Alors que les pouvoirs publics sont en plein processus de recapitalisation publique d’Areva et d’EDF, pour un total de 7 milliards d’euros, la Cour des comptes dresse une conclusion sévère de l’efficacité de l’Etat actionnaire au sens large puisque pour la première fois le rapport intègre toutes les structures publiques gérant des participations dans des entreprises (Agence des participations de l’Etat, Bpifrance et Caisse des dépôts).
«Malgré d’indéniables progrès, le mode d’intervention de l’Etat continue de présenter des faiblesses chroniques qui pèsent comme autant de risques sur sa capacité à prendre les bonnes décisions», indique Didier Migaud, premier président de la Cour des comptes, qui critique également un portefeuille «dispersé et peu mobile» ou des opérations «encore trop souvent dictées par l’urgence».
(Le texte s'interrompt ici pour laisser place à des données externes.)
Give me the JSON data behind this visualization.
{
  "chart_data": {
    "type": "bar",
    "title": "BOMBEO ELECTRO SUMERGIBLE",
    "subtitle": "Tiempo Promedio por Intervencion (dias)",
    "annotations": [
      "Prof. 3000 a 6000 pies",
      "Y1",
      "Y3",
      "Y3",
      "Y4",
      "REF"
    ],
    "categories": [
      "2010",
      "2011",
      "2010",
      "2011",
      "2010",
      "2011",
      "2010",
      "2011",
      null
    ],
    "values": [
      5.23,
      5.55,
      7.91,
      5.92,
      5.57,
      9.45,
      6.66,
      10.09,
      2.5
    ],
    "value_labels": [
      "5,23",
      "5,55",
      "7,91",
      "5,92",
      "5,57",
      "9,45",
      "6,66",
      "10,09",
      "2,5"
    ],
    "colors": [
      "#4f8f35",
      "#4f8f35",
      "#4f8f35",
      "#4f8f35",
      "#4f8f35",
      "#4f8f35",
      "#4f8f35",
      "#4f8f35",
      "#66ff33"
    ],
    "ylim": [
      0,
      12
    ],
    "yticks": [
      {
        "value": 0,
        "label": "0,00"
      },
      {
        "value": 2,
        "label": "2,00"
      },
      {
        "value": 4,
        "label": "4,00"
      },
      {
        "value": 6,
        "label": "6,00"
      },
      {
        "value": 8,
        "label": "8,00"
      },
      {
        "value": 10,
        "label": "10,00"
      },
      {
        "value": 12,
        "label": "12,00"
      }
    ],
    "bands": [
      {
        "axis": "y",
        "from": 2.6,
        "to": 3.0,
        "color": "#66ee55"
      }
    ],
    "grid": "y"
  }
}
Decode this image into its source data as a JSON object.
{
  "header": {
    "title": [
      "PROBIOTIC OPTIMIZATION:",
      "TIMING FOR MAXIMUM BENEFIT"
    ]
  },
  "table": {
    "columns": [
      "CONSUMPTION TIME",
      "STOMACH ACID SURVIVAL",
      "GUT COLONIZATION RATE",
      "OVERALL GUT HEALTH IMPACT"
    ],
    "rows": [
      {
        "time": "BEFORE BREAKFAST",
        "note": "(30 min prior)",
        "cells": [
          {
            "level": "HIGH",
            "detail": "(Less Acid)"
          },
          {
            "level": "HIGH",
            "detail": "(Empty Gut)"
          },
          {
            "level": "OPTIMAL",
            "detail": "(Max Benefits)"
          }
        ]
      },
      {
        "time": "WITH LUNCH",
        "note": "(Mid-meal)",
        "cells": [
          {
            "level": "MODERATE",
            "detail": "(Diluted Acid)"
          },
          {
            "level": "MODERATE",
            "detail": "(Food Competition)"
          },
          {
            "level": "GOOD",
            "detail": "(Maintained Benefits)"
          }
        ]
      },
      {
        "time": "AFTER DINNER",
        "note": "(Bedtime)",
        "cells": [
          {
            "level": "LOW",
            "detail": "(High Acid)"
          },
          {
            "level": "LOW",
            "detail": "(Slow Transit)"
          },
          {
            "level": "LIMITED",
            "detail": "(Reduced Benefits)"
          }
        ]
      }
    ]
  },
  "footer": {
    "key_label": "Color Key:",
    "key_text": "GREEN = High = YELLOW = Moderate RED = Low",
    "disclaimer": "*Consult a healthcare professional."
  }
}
Outre la baisse de la valeur du portefeuille des entreprises cotées géré par l’Agence des participations de l’Etat (-55% entre 2006 et 2010) ou la dégradation de la situation financière de celles-ci (marquée par une hausse de l’endettement net de plus de 50 milliards d’euros depuis 2007), la Cour de comptes estime aussi que «l’Etat est affaibli par ses propres contradictions». Le secteur ferroviaire, avec la SNCF et Alstom, constitue selon les magistrats un exemple flagrant de ces contradictions, l’Etat mêlant «création de ligne à grande vitesse dont l’exploitation sera déficitaire, commande de nouvelles rames à l’utilité incertaine pour soutenir l’industrie ferroviaire ou la maîtrise de la dette du groupe qui ne cesse de croître», rappelle Didier Migaud.
Après ce constat, la Cour des comptes propose une liste de 15 recommandations. Parmi celles-ci, les magistrats proposent de redistribuer les participations entre l’APE et Bpifrance en transférant les participations industrielles minoritaires de l’APE à Bpifrance. Ils souhaitent également que la CDC établisse et rende publique une doctrine d’intervention en fonds propres. Ils appellent également au passage de la SNCF à un statut de société anonyme.
Enfin, la Cour des comptes recommande de «redimensionner» le portefeuille des participations, selon deux options. Soit en optimisant les taux de participations à un niveau qui permettrait tout de même à l’Etat de conserver une influence. Cela concerne essentiellement les entreprises du secteur concurrentiel (Orange, Engie, PSA, Renault...). Soit, option plus radicale, en resserrant «significativement» le portefeuille, comme lors des quatre vagues de privatisation réalisées après 1986. Le produit pour l’Etat serait alors nettement plus élevé indique la Cour des comptes.